Le film a un thème, un « discours », autour duquel tournent les séquences : c’est la violence de la société occidentale, ses excès, la folie de la consommation, son égoïsme, ses bêtises, sa cruauté, les révolutions qui s’ensuivent, des traits de son histoire, de sa culture, de ses espoirs, de ses blocages, le tout dans une caricature voulue, cruelle. Pourtant, comme toujours chez Godard, le film est semé de parcelles d’une tendresse extraordinaire pour ce genre humain à la fois si méchant et si démuni, qui viennent soit de l’image, soit du son, lumières, paroles, le son de la voix de Mireille Darc, une couleur, une perspective, une place de village d’Ile-de-France.

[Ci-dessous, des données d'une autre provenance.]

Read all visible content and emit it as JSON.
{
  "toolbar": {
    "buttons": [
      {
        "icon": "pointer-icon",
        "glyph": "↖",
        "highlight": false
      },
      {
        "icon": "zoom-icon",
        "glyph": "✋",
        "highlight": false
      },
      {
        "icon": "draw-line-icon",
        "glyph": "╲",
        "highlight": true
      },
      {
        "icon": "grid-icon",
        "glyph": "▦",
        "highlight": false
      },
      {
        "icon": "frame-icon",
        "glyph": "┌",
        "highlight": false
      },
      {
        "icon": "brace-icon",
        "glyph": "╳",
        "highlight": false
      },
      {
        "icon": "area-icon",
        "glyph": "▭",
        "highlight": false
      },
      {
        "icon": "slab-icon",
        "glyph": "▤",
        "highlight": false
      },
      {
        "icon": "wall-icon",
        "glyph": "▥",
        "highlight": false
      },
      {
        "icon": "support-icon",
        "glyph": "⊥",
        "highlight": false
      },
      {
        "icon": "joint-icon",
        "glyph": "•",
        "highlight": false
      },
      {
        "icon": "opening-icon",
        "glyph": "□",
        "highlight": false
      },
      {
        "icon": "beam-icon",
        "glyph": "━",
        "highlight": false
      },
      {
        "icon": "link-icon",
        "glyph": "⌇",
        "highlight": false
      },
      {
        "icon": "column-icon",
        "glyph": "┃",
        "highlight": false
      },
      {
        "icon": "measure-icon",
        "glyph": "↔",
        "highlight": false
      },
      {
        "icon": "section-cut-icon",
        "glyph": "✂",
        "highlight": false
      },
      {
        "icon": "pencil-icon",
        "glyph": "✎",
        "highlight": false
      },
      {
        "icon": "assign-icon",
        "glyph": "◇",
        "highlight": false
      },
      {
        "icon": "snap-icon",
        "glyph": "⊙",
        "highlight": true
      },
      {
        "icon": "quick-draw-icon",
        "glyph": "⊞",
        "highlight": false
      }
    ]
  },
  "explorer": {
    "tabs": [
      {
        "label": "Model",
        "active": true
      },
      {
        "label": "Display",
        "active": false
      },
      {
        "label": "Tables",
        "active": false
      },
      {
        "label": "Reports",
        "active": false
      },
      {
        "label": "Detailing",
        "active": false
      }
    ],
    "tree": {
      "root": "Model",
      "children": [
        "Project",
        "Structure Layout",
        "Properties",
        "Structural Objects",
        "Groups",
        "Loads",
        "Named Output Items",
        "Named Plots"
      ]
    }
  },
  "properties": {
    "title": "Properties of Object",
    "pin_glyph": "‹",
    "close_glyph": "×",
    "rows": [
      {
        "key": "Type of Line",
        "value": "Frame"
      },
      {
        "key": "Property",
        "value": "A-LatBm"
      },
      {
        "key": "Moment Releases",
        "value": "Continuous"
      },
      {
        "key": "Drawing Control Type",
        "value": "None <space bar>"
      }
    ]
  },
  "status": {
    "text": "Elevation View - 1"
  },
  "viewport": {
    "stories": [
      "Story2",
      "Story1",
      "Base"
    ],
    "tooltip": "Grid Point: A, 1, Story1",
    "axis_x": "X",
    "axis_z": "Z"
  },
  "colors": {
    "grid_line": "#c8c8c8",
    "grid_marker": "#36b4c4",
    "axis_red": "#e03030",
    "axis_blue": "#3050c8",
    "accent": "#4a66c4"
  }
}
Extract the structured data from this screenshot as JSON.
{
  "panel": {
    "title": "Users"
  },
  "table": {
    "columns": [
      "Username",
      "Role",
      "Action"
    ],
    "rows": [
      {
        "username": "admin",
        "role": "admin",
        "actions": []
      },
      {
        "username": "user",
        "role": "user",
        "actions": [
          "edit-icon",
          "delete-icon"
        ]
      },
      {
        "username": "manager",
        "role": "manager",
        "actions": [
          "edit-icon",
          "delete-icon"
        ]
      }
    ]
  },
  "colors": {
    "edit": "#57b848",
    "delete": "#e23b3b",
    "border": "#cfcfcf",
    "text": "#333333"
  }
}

Des images extraordinaires faites avec des « riens » (Raoul Coutard était directeur de la photographie ), des détails menus et fondus dans un tout, un jeune homme debout contre une porte de grange, le récit assourdi de Mireille Darc racontant des scènes de libertinage banales et minables, des gestes, la couleur d’un étang, les champs de la Seine-et Oise, les tracteurs, les routes, les arbres, les fossés, les talus, les voitures qui brûlent, une rue de village, les gens qui jouent à la guerre en tuant vraiment.

En se terminant, en effet, sur une consommation taboue, celle de la chair humaine de touristes étrangers. Jean-Luc Godard a bien perçu notre monde - la société de consommation sans frein -, drapé dans la violence des égoïsmes ou celle des oripeaux idéologiques : Week-end le décrit il y a cinquante ans, et l’anticipe tragiquement, dans sa diversité monotone et cruelle.

Notes

[1Sonate pour piano KV 576 de Mozart.